From the moment
when Ferrier groaned with despair, a lightning thought shot into
Marion's brain and settled there. She had a grand idea, and she was
almost eager to get ashore: one indefinite attraction alone held her.
Ferrier was almost as eager to return, for his electric nature was
chafed by the limitations that bound him; he knew he could do nothing
without further means and appliances, and, in the meantime, he was only
half doing work of supreme importance. He wished to glance slightly at
the social and spiritual work of the fleet, but his heart was in his own
trade.
The weather held up nicely, and on the morning after Ferrier saved the
broken-ribbed youngster, the schooner had a rare crowd on board. The men
tumbled over the side with lumbering abandonment, and met each other
like schoolboys who gather in the common-room after a holiday. As Blair
said, they were like a lot of Newfoundland puppies.
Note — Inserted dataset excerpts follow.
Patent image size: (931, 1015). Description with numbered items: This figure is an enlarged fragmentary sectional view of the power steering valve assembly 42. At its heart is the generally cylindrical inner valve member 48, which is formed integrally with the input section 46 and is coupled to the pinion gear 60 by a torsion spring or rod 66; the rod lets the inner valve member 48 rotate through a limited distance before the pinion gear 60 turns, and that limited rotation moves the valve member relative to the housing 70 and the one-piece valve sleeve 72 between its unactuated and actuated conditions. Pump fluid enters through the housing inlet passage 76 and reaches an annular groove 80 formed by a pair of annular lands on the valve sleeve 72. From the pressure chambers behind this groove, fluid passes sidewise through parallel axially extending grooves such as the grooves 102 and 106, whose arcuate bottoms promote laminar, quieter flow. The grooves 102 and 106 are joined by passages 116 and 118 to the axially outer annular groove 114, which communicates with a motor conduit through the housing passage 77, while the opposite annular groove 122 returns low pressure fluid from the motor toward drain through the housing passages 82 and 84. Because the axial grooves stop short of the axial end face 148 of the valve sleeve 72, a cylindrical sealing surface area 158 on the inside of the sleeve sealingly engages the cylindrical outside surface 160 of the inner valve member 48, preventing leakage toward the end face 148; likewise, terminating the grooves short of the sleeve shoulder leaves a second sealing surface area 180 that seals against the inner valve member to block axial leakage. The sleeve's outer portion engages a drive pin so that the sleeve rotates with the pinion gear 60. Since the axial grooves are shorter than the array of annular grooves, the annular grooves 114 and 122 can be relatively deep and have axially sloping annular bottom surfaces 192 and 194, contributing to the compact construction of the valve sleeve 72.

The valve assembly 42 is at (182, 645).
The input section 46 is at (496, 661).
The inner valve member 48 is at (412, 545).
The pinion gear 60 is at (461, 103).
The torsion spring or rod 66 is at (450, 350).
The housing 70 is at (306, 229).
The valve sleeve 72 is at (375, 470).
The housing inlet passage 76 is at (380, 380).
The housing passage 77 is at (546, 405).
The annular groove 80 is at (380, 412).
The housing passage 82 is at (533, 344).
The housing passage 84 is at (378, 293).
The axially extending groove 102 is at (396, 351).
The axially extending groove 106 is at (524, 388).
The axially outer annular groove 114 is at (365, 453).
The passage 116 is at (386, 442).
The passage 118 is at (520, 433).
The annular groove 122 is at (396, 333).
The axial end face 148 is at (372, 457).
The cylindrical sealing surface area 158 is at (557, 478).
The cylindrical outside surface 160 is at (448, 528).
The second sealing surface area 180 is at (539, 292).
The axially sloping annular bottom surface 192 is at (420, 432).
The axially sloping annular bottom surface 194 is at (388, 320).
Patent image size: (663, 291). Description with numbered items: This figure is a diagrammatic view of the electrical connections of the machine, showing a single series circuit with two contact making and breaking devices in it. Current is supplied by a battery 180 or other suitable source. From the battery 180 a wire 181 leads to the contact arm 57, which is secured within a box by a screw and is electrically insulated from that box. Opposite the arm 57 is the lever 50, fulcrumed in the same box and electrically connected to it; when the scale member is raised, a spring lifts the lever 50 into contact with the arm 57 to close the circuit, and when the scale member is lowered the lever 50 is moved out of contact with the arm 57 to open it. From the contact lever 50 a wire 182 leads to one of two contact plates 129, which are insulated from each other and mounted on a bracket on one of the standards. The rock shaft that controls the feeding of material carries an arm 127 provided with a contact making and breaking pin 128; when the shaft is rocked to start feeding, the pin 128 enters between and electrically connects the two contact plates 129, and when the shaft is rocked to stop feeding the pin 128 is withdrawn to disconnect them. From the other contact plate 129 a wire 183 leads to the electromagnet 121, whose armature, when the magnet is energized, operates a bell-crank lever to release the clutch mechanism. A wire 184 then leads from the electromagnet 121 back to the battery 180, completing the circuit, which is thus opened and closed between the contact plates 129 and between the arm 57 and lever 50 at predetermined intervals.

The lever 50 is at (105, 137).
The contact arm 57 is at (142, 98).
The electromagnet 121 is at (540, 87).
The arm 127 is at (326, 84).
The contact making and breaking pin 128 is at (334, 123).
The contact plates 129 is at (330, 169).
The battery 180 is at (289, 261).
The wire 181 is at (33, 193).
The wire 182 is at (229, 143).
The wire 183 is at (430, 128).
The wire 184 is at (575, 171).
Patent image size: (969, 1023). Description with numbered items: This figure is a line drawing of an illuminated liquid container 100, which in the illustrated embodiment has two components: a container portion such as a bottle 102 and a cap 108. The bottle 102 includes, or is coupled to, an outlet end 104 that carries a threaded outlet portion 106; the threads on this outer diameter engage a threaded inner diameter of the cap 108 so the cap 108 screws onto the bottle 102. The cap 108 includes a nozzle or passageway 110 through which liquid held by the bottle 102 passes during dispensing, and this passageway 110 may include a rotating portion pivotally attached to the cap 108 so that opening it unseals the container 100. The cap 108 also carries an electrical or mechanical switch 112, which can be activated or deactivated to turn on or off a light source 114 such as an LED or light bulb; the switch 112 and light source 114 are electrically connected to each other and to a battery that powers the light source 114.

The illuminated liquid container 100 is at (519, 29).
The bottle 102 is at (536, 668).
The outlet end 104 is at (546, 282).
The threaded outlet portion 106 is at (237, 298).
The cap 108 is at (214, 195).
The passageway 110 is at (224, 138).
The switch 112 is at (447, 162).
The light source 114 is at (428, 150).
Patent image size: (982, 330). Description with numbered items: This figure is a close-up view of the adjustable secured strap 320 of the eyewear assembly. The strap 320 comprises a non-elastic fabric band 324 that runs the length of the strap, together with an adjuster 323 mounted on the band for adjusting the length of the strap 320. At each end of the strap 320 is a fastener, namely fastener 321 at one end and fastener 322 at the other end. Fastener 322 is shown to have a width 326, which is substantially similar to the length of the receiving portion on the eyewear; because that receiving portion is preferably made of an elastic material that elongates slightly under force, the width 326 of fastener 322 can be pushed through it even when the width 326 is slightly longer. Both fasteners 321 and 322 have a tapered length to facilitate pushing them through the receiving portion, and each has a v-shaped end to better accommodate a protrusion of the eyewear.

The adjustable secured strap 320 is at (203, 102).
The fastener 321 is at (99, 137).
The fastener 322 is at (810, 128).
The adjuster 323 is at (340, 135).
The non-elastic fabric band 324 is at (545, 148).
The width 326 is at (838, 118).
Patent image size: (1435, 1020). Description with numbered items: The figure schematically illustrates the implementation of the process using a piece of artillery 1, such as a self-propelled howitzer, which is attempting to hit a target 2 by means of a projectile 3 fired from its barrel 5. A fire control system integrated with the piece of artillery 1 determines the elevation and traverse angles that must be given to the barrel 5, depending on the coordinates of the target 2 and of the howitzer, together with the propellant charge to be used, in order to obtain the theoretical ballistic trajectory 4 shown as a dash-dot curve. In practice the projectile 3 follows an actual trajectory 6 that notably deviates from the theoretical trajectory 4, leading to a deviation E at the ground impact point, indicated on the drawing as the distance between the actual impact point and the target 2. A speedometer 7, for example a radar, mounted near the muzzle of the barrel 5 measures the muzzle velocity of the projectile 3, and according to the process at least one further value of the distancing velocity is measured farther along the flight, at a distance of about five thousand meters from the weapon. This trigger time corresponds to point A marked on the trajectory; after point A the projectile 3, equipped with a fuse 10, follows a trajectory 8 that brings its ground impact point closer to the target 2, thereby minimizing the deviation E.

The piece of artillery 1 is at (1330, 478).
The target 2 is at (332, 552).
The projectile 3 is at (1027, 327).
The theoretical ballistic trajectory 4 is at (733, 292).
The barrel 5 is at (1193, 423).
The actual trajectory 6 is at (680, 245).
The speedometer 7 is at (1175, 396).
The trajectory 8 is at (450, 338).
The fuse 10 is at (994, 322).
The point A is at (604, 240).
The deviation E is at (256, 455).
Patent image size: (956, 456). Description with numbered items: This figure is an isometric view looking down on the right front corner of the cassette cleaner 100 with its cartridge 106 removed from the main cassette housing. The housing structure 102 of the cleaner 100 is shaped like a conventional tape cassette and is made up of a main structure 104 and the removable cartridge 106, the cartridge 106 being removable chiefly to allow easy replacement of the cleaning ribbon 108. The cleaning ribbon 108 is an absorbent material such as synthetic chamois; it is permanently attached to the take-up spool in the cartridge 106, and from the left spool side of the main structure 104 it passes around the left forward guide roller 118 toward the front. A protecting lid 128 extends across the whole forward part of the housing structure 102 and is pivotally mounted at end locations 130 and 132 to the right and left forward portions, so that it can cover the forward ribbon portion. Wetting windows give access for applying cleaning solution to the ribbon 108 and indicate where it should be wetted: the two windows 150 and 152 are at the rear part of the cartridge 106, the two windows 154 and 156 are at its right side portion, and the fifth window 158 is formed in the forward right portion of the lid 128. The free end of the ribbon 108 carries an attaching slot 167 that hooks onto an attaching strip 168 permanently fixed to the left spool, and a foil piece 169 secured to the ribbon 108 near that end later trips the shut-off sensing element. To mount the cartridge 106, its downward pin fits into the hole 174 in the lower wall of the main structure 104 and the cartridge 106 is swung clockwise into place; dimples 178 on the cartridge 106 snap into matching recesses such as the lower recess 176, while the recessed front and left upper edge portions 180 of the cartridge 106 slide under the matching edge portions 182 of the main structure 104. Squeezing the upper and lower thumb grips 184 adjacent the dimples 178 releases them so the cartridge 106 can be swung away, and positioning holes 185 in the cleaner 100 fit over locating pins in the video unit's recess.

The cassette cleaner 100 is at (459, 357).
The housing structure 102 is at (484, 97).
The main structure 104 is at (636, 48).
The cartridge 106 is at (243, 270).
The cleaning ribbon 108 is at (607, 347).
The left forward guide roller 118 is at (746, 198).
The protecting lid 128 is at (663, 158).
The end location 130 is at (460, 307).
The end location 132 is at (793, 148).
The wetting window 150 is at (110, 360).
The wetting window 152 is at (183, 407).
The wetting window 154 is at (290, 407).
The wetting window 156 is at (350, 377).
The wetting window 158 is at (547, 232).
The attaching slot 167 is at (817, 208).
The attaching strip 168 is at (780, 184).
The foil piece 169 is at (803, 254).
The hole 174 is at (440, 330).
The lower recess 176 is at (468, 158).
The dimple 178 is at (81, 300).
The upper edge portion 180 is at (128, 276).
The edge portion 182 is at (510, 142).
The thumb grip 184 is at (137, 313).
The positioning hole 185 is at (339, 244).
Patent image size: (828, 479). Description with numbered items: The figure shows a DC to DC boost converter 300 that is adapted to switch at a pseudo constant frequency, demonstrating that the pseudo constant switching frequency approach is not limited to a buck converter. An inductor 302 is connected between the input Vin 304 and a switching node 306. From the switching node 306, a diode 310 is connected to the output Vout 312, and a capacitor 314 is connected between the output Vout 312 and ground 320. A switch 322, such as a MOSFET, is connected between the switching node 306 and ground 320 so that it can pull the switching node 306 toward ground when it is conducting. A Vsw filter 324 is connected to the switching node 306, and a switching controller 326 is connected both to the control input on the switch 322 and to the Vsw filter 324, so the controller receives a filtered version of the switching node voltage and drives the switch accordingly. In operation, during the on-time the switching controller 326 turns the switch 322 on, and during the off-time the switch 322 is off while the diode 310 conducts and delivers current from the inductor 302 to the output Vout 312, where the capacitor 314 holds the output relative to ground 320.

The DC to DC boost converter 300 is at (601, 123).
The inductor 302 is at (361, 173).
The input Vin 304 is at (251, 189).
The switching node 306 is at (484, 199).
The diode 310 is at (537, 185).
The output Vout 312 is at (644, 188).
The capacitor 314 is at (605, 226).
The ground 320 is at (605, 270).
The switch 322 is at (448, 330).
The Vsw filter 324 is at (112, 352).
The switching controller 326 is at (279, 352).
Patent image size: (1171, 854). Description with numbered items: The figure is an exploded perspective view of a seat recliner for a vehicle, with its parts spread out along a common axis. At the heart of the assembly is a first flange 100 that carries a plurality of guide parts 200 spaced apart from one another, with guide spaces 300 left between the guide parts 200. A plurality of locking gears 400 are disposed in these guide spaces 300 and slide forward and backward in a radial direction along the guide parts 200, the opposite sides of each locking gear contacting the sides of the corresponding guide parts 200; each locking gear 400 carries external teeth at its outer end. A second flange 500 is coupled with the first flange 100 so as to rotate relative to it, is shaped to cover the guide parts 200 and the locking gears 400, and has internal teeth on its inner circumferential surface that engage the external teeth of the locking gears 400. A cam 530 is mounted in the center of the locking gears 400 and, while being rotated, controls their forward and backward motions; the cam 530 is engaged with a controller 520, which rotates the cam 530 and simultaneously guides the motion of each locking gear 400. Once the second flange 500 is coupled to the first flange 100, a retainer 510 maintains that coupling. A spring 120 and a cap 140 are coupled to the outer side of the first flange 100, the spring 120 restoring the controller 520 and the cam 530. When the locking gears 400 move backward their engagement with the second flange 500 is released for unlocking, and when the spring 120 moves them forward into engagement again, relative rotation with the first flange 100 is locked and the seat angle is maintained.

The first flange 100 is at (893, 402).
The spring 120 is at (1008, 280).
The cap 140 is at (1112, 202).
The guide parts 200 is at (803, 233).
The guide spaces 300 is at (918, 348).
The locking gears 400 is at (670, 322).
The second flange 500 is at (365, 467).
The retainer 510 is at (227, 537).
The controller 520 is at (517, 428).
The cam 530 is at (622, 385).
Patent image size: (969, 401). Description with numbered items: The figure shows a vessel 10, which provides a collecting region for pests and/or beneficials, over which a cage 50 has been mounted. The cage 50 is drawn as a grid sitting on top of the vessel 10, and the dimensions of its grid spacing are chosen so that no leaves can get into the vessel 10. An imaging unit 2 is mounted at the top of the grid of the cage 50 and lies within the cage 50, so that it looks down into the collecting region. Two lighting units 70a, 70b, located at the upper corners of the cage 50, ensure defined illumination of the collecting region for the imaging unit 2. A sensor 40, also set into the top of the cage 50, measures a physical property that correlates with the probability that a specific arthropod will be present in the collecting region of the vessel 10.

Poor Tom Betts came
up among the roistering crowd--pale, weary, and with that strange,
disquieting smile which flits over sick men's faces; he was received as
an interesting infant, and his narratives concerning the marvellous
skill of the doctor were enough to supply the fleet with gossip for a
month. None of the "weeds" of the fleet were on board, and the assembly
might be taken as representing the pick of the North Sea population.
With every observant faculty on the stretch Ferrier strolled from group
to group, chatting with man after man; no one was in the least familiar,
but the doctor was struck with the simple cordiality of all the fellows.